Historian Joaquim Nadal, Councilor for Research and Universities, reflects that “in the 19th century Catalonia was Spain’s factory; in the 20th century it had tourism and an industry in decay; and the Catalonia of the future will have significant weight in the world if it is able to turn science and knowledge into the industry of the 21st century”.

What is the most important limiting factor for research in Catalonia?

I am convinced that there is no limiting factor and that, if funding was one, we are overcoming it.

The researcher Joan Massagué says that “researchers’ salaries in Catalonia are extremely low compared to those of the countries they are trying to emulate”.

30% of the researchers at the Cerca centers [research centers of the Generalitat] are foreigners. We export talent, but we capture talent. Probably the salary of the researchers as a whole has to jump. But it cannot do it if it is not proportionate to what university professors also do.

R&D spending in Catalonia is 1.67% of GDP, the EU average is 2.3%. These are data from 2021, the latest published.

In 2022, we have reached 1.116 million euros in R&D. It places us at 0.8% of GDP in contribution from the Generalitat. We are getting closer to the 1% provided for by the Science law and the National Pact for the Knowledge Society. We closed in 2023 and continue to grow.

Counting all the contributions, how much will we get?

Adding public and private sector, close to 2% by 2023.

Should we aspire to be the Girona of science and do it very well with a small budget?

I have the aspiration to do very well, as we are doing now with an insufficient budget, but knowing that budgets in science and knowledge must grow.
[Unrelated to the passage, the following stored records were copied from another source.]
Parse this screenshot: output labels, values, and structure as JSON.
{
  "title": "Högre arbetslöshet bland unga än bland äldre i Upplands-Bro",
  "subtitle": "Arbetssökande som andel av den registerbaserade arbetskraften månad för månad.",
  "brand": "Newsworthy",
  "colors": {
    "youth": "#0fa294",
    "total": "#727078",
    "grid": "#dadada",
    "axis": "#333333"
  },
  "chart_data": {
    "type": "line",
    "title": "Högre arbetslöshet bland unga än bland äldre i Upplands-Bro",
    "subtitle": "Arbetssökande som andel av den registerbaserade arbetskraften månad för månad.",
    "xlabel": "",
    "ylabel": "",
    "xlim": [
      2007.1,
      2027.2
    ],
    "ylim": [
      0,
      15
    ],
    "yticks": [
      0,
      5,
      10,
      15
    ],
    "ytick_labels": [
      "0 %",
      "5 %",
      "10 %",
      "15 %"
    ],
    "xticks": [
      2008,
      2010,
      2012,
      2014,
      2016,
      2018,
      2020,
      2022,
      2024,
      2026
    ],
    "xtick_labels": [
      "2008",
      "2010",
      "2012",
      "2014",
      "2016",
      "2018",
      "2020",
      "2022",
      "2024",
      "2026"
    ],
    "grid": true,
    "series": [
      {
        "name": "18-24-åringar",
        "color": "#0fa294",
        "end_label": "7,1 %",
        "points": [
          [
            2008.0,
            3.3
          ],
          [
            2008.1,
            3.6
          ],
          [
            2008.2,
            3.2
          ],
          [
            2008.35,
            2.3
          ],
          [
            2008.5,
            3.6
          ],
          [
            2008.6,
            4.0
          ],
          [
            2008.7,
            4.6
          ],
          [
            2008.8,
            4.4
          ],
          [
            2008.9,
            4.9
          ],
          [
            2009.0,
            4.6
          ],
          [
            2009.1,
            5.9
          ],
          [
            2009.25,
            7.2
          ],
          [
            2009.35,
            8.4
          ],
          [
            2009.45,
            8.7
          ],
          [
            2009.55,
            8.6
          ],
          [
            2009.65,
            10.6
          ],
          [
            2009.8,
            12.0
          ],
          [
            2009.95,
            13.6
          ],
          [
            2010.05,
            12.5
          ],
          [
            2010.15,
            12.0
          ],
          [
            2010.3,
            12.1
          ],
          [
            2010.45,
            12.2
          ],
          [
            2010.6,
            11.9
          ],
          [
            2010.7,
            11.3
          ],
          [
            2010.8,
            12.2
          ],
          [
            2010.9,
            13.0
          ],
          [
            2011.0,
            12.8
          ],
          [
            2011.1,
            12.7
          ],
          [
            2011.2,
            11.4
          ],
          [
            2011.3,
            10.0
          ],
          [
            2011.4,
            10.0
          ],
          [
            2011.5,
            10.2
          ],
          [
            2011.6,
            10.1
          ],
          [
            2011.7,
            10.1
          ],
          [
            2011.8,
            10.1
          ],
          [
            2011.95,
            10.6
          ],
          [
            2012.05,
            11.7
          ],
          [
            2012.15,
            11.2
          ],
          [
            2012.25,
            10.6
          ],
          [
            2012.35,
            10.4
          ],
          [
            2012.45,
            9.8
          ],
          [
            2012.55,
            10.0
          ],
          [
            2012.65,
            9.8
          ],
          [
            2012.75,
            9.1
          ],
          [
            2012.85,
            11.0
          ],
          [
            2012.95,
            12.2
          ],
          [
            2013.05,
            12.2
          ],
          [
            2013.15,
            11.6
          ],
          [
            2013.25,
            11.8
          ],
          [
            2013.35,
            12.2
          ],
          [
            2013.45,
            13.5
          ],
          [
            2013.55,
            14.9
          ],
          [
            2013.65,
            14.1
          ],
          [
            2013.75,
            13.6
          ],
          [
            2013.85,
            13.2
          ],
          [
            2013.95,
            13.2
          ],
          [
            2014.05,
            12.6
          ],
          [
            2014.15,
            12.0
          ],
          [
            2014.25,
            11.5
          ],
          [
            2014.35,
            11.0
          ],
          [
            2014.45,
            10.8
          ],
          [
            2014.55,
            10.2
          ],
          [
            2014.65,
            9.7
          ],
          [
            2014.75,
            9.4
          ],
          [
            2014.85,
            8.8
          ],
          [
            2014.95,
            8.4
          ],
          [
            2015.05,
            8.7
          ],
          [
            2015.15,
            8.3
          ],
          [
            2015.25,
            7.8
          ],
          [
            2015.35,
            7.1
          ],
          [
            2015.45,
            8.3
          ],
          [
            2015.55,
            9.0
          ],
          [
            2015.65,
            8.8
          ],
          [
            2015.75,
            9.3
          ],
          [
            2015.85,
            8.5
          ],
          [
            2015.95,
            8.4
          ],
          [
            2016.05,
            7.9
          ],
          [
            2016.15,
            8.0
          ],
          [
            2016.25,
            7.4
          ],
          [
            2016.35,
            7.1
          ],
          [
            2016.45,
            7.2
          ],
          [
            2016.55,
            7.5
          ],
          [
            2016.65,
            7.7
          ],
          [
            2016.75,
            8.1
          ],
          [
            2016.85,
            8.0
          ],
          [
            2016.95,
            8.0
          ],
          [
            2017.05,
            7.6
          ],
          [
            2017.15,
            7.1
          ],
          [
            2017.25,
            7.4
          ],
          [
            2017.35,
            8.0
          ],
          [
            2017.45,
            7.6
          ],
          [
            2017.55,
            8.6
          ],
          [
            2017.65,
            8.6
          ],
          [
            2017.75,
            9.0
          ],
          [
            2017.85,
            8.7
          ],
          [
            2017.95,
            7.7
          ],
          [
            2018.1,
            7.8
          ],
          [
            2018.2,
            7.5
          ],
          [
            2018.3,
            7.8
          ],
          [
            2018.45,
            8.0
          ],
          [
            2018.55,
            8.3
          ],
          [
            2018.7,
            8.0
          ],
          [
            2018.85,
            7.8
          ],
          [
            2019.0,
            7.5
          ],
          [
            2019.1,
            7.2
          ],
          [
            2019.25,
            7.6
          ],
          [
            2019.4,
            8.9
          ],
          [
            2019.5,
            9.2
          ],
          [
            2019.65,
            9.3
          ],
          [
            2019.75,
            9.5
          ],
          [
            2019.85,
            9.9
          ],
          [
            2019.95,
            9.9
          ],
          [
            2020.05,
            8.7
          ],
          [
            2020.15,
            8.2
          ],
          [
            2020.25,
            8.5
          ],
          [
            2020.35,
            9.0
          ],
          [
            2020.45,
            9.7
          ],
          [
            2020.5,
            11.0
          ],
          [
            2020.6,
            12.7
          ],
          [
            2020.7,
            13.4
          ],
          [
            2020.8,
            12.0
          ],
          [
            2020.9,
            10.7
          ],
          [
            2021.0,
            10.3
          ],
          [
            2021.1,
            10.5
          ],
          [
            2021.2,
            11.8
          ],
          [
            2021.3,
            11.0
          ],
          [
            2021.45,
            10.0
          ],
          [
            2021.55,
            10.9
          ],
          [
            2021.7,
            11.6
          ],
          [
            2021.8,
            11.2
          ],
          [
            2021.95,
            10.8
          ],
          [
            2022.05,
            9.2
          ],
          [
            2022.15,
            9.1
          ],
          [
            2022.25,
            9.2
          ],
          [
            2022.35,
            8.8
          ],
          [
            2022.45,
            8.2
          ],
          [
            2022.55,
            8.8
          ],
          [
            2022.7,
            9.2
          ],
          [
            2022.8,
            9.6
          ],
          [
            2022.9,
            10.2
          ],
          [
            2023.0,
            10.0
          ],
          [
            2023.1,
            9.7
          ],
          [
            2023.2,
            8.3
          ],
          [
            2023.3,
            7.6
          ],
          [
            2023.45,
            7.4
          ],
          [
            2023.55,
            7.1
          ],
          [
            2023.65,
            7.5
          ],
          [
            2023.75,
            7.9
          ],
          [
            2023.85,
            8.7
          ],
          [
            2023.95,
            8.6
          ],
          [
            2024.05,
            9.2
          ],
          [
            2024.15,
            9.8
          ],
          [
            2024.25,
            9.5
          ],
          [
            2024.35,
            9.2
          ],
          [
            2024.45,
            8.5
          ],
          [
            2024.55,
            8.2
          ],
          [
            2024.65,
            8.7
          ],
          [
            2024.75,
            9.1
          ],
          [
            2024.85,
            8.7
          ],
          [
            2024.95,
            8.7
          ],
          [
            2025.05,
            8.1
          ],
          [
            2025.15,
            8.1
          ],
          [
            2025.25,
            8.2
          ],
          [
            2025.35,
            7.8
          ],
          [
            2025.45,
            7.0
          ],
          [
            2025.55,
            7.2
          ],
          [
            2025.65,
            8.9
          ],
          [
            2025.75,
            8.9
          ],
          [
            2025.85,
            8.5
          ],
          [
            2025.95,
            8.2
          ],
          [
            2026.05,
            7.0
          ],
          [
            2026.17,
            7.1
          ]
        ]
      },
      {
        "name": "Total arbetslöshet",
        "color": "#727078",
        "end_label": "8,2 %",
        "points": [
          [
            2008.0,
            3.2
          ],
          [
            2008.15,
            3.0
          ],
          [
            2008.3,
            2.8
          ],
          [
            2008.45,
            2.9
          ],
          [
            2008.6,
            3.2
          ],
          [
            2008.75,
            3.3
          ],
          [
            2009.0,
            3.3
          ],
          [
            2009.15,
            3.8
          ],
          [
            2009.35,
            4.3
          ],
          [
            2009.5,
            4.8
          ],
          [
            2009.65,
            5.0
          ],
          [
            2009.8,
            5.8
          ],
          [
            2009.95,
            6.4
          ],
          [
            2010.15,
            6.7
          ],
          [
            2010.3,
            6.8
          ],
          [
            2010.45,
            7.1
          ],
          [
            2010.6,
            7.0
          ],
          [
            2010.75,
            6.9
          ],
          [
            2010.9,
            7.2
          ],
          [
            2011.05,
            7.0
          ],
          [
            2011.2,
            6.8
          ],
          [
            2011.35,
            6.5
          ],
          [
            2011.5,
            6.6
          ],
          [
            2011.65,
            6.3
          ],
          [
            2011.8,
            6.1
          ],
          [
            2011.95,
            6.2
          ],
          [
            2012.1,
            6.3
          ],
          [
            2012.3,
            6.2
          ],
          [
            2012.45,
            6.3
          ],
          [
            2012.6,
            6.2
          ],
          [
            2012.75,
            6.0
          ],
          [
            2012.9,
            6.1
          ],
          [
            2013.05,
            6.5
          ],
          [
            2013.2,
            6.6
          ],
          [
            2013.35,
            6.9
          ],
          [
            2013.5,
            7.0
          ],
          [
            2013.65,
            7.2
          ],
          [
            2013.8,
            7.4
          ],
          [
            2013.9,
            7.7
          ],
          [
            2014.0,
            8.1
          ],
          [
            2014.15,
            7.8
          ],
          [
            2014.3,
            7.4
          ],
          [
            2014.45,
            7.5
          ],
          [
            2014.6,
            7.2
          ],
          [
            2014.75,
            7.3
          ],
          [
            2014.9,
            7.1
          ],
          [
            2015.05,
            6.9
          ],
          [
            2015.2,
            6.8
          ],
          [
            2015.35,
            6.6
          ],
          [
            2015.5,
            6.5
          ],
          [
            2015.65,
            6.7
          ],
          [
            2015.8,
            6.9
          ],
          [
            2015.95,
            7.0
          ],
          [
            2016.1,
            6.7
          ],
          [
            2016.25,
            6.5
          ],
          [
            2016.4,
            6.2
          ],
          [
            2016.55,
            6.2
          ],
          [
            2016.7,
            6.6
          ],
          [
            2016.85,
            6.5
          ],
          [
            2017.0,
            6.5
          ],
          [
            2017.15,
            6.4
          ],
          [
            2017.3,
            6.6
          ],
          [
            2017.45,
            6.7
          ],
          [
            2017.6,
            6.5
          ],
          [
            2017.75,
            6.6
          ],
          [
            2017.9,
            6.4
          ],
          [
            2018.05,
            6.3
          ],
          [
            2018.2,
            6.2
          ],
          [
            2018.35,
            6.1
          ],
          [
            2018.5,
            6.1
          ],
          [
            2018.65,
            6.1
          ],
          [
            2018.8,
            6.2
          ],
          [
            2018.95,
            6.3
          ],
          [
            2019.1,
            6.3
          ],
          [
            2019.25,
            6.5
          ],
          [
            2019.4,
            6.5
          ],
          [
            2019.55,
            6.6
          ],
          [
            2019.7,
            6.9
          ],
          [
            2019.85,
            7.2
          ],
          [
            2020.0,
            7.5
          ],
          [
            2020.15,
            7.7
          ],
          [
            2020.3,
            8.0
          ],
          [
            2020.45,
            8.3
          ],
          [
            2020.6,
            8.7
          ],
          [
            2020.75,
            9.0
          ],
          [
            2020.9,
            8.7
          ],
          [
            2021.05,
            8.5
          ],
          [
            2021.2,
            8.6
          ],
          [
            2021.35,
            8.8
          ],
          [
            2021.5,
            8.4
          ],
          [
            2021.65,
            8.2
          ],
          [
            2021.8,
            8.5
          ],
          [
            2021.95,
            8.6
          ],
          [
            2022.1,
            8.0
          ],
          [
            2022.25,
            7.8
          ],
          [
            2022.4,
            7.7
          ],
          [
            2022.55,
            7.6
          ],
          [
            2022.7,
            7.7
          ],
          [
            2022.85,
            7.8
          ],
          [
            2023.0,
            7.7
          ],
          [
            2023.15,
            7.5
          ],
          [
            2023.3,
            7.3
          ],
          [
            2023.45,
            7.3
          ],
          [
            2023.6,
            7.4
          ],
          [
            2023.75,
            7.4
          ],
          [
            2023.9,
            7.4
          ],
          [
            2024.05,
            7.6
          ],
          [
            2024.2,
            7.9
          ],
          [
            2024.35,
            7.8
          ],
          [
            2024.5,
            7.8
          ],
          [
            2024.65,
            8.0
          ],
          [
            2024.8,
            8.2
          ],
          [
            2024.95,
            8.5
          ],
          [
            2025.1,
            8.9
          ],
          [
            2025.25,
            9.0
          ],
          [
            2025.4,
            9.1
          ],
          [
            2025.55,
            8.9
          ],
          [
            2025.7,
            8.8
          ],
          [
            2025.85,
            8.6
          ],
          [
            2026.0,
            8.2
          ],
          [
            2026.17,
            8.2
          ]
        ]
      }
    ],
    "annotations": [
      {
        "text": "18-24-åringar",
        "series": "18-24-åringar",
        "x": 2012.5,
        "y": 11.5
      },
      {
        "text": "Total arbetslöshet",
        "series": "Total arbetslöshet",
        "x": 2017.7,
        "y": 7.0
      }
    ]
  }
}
The contradiction between results and funding lasts one or two years, but not five.

There are concerns that, instead of growing, funding will fall again when European Next Generation funds run out.

It will not decrease because the Government of the Generalitat will compensate it in the budget. There must be no setbacks in the funding of research or the university system. Growth will be sustained and sustainable.

Physicist Lluís Torner, at the conference held by the Economic Circle, defended “the search for frontiers as a driver of development for a society like ours”.

We will get on the train of quantum technologies. We are committed to turning the ICFO [Institute of Photonic Sciences] even more into a center of reference and the commitment to increase the investments of the Vall de la Quàntica program.

Other countries are getting on the bandwagon with lots of resources. Can you specify what the investment will be here?

I prefer not to. Not yet.

What other areas of frontier research should be prioritized?

I would say everything that is the world of biomedicine and bioengineering. Advanced therapies, also supercomputing, synchrotron beamlines…

I don’t see anything really disruptive, they are paths already drawn.

Before inventing anything new, it’s better to consolidate what we already have, right? I would like to be more disruptive.

Has Catalonia made more progress in research than in innovation?

Clearly We are already to a large extent a first-rate country in basic research, not in transfer or innovation. The Catalonia of the future will have significant weight in the world if it is able to turn science and knowledge into the industry of the 21st century. It is something that is very much on the president’s mind.

Solutions?

We are solving it through the strategic transfer and innovation plan that we are developing based on the Law of Science. The researcher who creates a spin-off must notice that it does not become an obstacle, but an opportunity. And the economic results of the spin-offs must return to the parent centers from which they were born.

Do you share the opinion that bureaucracy should be reduced so that researchers can devote themselves more to research?

The most limiting knot, not only of research, but of economic growth in Catalonia, are the bureaucratic obstacles. A person who wants to open a shop, or who wants to create a cogeneration plant, has as many or more difficulties than a researcher. The difficulties are not inherent in the research system. They are inherent in the overlapping of European, Spanish, Catalan and local regulations, which has ended up becoming a cobweb that we all have an obligation to disentangle.

What is the department doing to resolve this?

Everything we save for researchers from management jobs will be for the benefit of more efficient science. The researcher must find that the system protects him. We are opening ways, for example, to incorporate staff specialized in fundraising into universities. The Law of Science establishes that the research system must have a specific treatment. This means that it does not apply, like a corset, to a regulatory framework that is specific to the pure public sector.